Centrafrique : les en-dessous des récentes violences intercommunautaires à Bangui

BANGUI, 6 juin

Le mardi 31 mai dernier, la découverte de corps deux mineurs centrafricains de 4 et 5 ans dans le coffre de la voiture d’un sujet musulman d’origine tchadienne, a créé un affrontement entre chrétiens et musulmans à Bangui, capitale de la République centrafricaine, faisant 11 morts et des dizaines de blessés dans les deux camps.

Les dégâts matériels ont été considérables. Véhicules, maisons et mosquées ont été brûlées, saccagées et pillées, de sorte que l’ on s’interroge comment l’assassinat de deux enfants pouvait provoquer des violences d’une telle ampleur entre les musulmans d’ origine tchadienne et les chrétiens.

Pour certains observateurs, l’événement du 31 mai est « la goûte d’eau qui a fait déborder le vase » à cause des enjeux économiques et politiques. Au KM5, le quartier où l’événement s’est déroulé, le petit commerce est surtout tenu par des sujets tchadiens, ce qui frustre les autochtones. Politiques à cause de la présence des Tchadiens dans l’armée nationale.

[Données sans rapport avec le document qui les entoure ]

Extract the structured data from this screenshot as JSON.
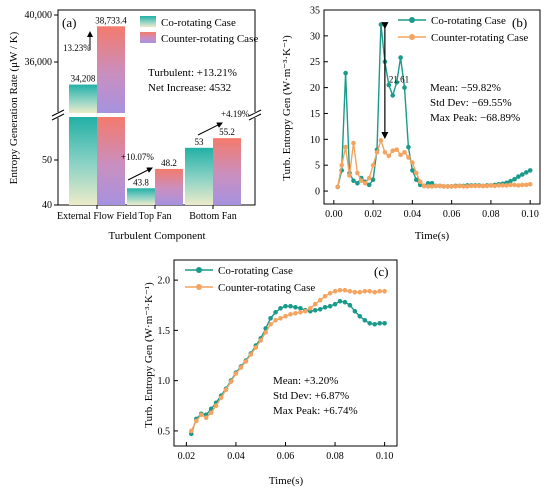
{
  "chart_data": [
    {
      "type": "bar",
      "panel_label": "(a)",
      "xlabel": "Turbulent Component",
      "ylabel": "Entropy Generation Rate (μW / K)",
      "categories": [
        "External Flow Field",
        "Top Fan",
        "Bottom Fan"
      ],
      "series": [
        {
          "name": "Co-rotating Case",
          "values": [
            34208,
            43.8,
            53
          ],
          "labels": [
            "34,208",
            "43.8",
            "53"
          ]
        },
        {
          "name": "Counter-rotating Case",
          "values": [
            38733.4,
            48.2,
            55.2
          ],
          "labels": [
            "38,733.4",
            "48.2",
            "55.2"
          ]
        }
      ],
      "axis_break": {
        "lower": [
          40,
          60
        ],
        "upper": [
          32000,
          40000
        ]
      },
      "yticks_lower": [
        "40",
        "50"
      ],
      "yticks_upper": [
        "36,000",
        "40,000"
      ],
      "changes": [
        "13.23%",
        "+10.07%",
        "+4.19%"
      ],
      "annotations": [
        "Turbulent: +13.21%",
        "Net Increase: 4532"
      ],
      "colors": {
        "co": "#2bb3a6",
        "counter": "#f06c6c"
      }
    },
    {
      "type": "line",
      "panel_label": "(b)",
      "xlabel": "Time(s)",
      "ylabel": "Turb. Entropy Gen (W·m⁻³·K⁻¹)",
      "xlim": [
        -0.005,
        0.105
      ],
      "ylim": [
        -2.5,
        35
      ],
      "xticks": [
        "0.00",
        "0.02",
        "0.04",
        "0.06",
        "0.08",
        "0.10"
      ],
      "yticks": [
        "0",
        "5",
        "10",
        "15",
        "20",
        "25",
        "30",
        "35"
      ],
      "x": [
        0.002,
        0.004,
        0.006,
        0.008,
        0.01,
        0.012,
        0.014,
        0.016,
        0.018,
        0.02,
        0.022,
        0.024,
        0.026,
        0.028,
        0.03,
        0.032,
        0.034,
        0.036,
        0.038,
        0.04,
        0.042,
        0.044,
        0.046,
        0.048,
        0.05,
        0.052,
        0.054,
        0.056,
        0.058,
        0.06,
        0.062,
        0.064,
        0.066,
        0.068,
        0.07,
        0.072,
        0.074,
        0.076,
        0.078,
        0.08,
        0.082,
        0.084,
        0.086,
        0.088,
        0.09,
        0.092,
        0.094,
        0.096,
        0.098,
        0.1
      ],
      "series": [
        {
          "name": "Co-rotating Case",
          "color": "#1a9a8a",
          "values": [
            0.8,
            4.0,
            22.8,
            3.5,
            2.0,
            1.5,
            2.5,
            1.8,
            1.2,
            2.2,
            8.0,
            32.2,
            25.0,
            20.5,
            18.5,
            21.0,
            25.8,
            20.0,
            8.5,
            4.0,
            2.2,
            1.2,
            1.0,
            1.5,
            1.5,
            1.0,
            1.0,
            0.9,
            0.9,
            0.9,
            1.0,
            1.0,
            1.0,
            1.1,
            1.1,
            1.1,
            1.1,
            1.0,
            1.1,
            1.1,
            1.2,
            1.3,
            1.4,
            1.6,
            1.9,
            2.3,
            2.8,
            3.2,
            3.6,
            4.0
          ]
        },
        {
          "name": "Counter-rotating Case",
          "color": "#f4a460",
          "values": [
            0.8,
            5.0,
            8.5,
            3.0,
            9.3,
            3.5,
            2.0,
            1.5,
            2.5,
            5.0,
            7.5,
            9.8,
            7.5,
            6.8,
            7.8,
            8.0,
            7.0,
            7.5,
            6.5,
            5.5,
            3.5,
            1.8,
            1.0,
            0.9,
            0.9,
            1.0,
            1.0,
            0.9,
            0.9,
            0.9,
            0.9,
            1.0,
            0.9,
            0.9,
            1.0,
            1.0,
            1.0,
            1.0,
            1.0,
            1.1,
            1.0,
            1.1,
            1.1,
            1.1,
            1.2,
            1.2,
            1.1,
            1.2,
            1.2,
            1.3
          ]
        }
      ],
      "peak_gap_label": "21.61",
      "stats": [
        "Mean: −59.82%",
        "Std Dev: −69.55%",
        "Max Peak: −68.89%"
      ]
    },
    {
      "type": "line",
      "panel_label": "(c)",
      "xlabel": "Time(s)",
      "ylabel": "Turb. Entropy Gen (W·m⁻³·K⁻¹)",
      "xlim": [
        0.015,
        0.105
      ],
      "ylim": [
        0.35,
        2.2
      ],
      "xticks": [
        "0.02",
        "0.04",
        "0.06",
        "0.08",
        "0.10"
      ],
      "yticks": [
        "0.5",
        "1.0",
        "1.5",
        "2.0"
      ],
      "x": [
        0.022,
        0.024,
        0.026,
        0.028,
        0.03,
        0.032,
        0.034,
        0.036,
        0.038,
        0.04,
        0.042,
        0.044,
        0.046,
        0.048,
        0.05,
        0.052,
        0.054,
        0.056,
        0.058,
        0.06,
        0.062,
        0.064,
        0.066,
        0.068,
        0.07,
        0.072,
        0.074,
        0.076,
        0.078,
        0.08,
        0.082,
        0.084,
        0.086,
        0.088,
        0.09,
        0.092,
        0.094,
        0.096,
        0.098,
        0.1
      ],
      "series": [
        {
          "name": "Co-rotating Case",
          "color": "#1a9a8a",
          "values": [
            0.47,
            0.62,
            0.67,
            0.66,
            0.72,
            0.78,
            0.85,
            0.92,
            1.0,
            1.08,
            1.14,
            1.2,
            1.27,
            1.35,
            1.42,
            1.52,
            1.62,
            1.68,
            1.72,
            1.74,
            1.74,
            1.73,
            1.72,
            1.7,
            1.69,
            1.7,
            1.71,
            1.73,
            1.74,
            1.76,
            1.79,
            1.78,
            1.75,
            1.69,
            1.64,
            1.6,
            1.57,
            1.56,
            1.57,
            1.57
          ]
        },
        {
          "name": "Counter-rotating Case",
          "color": "#f4a460",
          "values": [
            0.5,
            0.6,
            0.66,
            0.63,
            0.68,
            0.75,
            0.83,
            0.91,
            0.99,
            1.07,
            1.13,
            1.19,
            1.26,
            1.33,
            1.4,
            1.48,
            1.56,
            1.6,
            1.62,
            1.64,
            1.66,
            1.67,
            1.68,
            1.69,
            1.72,
            1.76,
            1.8,
            1.84,
            1.87,
            1.89,
            1.9,
            1.9,
            1.89,
            1.88,
            1.88,
            1.89,
            1.89,
            1.88,
            1.89,
            1.89
          ]
        }
      ],
      "stats": [
        "Mean: +3.20%",
        "Std Dev: +6.87%",
        "Max Peak: +6.74%"
      ]
    }
  ]
}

Le quartier populaire KM5 comporte une forte communauté musulmane composée de Maliens, Nigériens, Sénégalais, spécialisés dans la bijouterie et l’artisanat, des nigérians dans la vente des pièces détachées des bicyclettes et des véhicules et, le tout dominée par une forte colonie tchadienne spécialisée dans la vente des friperies. Mais seuls les Tchadiens ont été visés par ce soulèvement.

« Vous voyez, tous ces kiosques appartenaient aux Centrafricains, mais ils les ont tous revendus aux Tchadiens. Dans le marché, ce sont eux qui contrôlent tout, les balles de friperies de vêtements ou de chaussures, ils nous les vendent trop chers malgré qu’ils sont chez nous », affirme un jeune vendeur à la sauvette rencontré au KM5.

A la question de savoir qui empêchait les Centrafricains de faire du commerce, les jeunes pensent que les autorités du pays facilitent plus les conditions d’installation aux étrangers qu’aux nationaux. Ils accusent aussi les musulmans d’observer des pratiques occultes qui les empêcheraient d’évoluer dans leurs initiatives.

Cette situation crée une frustration au sein de la population. Lorsqu’il y a un malentendu et que les sujets musulmans n’ouvrent pas les magasins, la population connaît à priori une crise. Les produits de première nécessité deviennent rares et chers.

Selon Dr Kpamo, les Centrafricains et les Tchadiens ont eu le destin lié depuis la création de l’Afrique Equatoriale Française ( AEF) en 1910 avec l’appellation de l’AEF Oubangui Chari-Tchad.

Dans ce contexte, on peut compter trois phases décisives de l’ arrivée des Tchadiens en Centrafrique. D’abord ceux de l’AEF à l’ époque coloniale. Ensuite il y a des rebelles pourchassés par le régime d’Hussein Habré arrivés à Bangui dans les années 1980 et qui se sont reconvertis dans le commerce.

La dernière vague est celle de 2003, ceux qu’on appelle des  » libérateurs » et qui ont accompagné le président centrafricain François Bozizé à renverser le régime du défunt président Ange Félix Patassé 15 mars 2003.

« Jusqu’ici, nous collaborons bien avec nos frères tchadiens, mais ce sont les libérateurs qui ont gâté nos relations avec leur brutalité et leur violence », a relevé Etienne Koyambi, un quinquagénaire habitant le quartier KM5.

« Après la prise de pouvoir du président Bozizé en 2003, des sujets tchadiens sont restés dans la garde présidentielle. D’ autres sont intégrés dans l’armée nationale. Si bien que dès qu’il y a un problème, ces derniers viennent s’interposer pour venger leurs frères », a déploré un chef de quartier qui a requis l’ anonymat.

Lorsque les corps des deux enfants ont été découverts le 31 mai, c’est un lieutenant tchadien de la garde présidentielle qui est arrivé le premier sur les lieux et a tiré sur une femme, c’est ce qui a déclenché « le soulèvement antimusulman ».

Mais depuis toujours les chefs d’Etat tchadien et centrafricain ne cessent de dire que leurs deux peuples sont « condamnés à vivre ensemble ». L’idée de la mise en place d’une commission mixte de sécurité tchado-centrafricaine annoncée par les deux gouvernements semble être une des solutions pour une véritable cohabitation entre Tchadiens et Centrafricains.